Saturday, May 19, 2012

Fantasy as reality?

The Song of Achilles by Madeline Miller is a really interesting example of the problem of perception in fantasy.  It's a retelling of the myth of Achilles, from his boyhood to his fate in The Illiad, and is told as a faithful, realistic story, as it might have been told by an ancient Greek with access to modern storytelling methods.  So it includes all the elements of Greek religion, which are now considered Greek myth; most importantly to this story, the gods are very present, and the belief that they can effect everything that happens to humans, if they care to, is absolute. All this is handled in a very matter-of-fact, concrete manner.

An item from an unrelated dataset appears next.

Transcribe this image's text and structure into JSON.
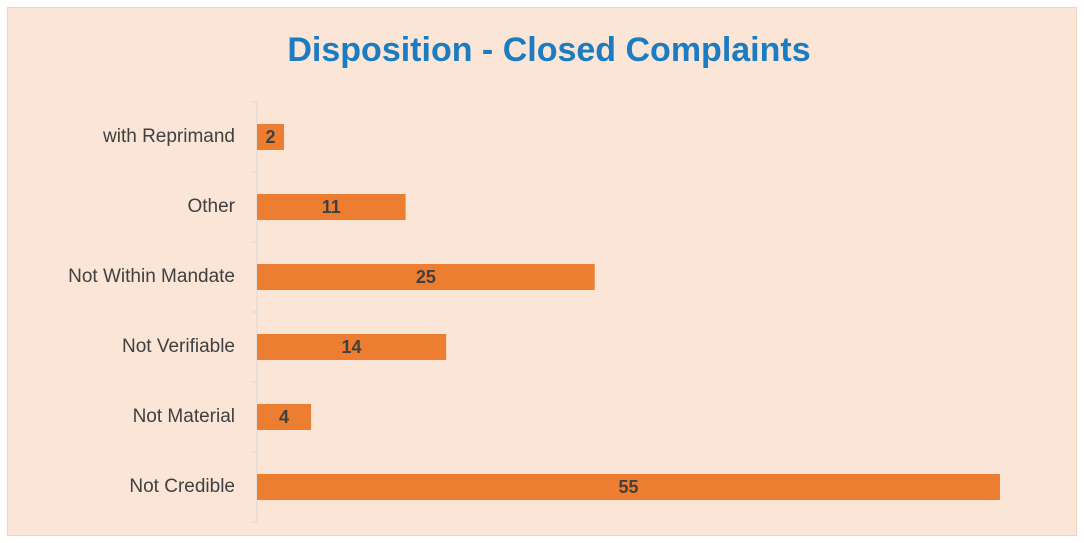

This is an example of one person's religion being another person's fantasy.  What was very real and evident to the Greeks, supernatural beings needing to be worshiped, feared, and appeased, is to us nothing but a primitive society's way of explaining things that we feel either have or need no explanation, or that can be explained by science.  So what's fantasy to us was deadly reality to them, and this is one of the aspects that makes fantasy such an interesting genre, and so potentially tricky.  Because sometimes the alternate life of these elements we see as fantasy is not in the distant past, but here in the present, living cheek by jowl with the majority hard-headed view of reality in the modern West. And who's to say what's ultimately the truth?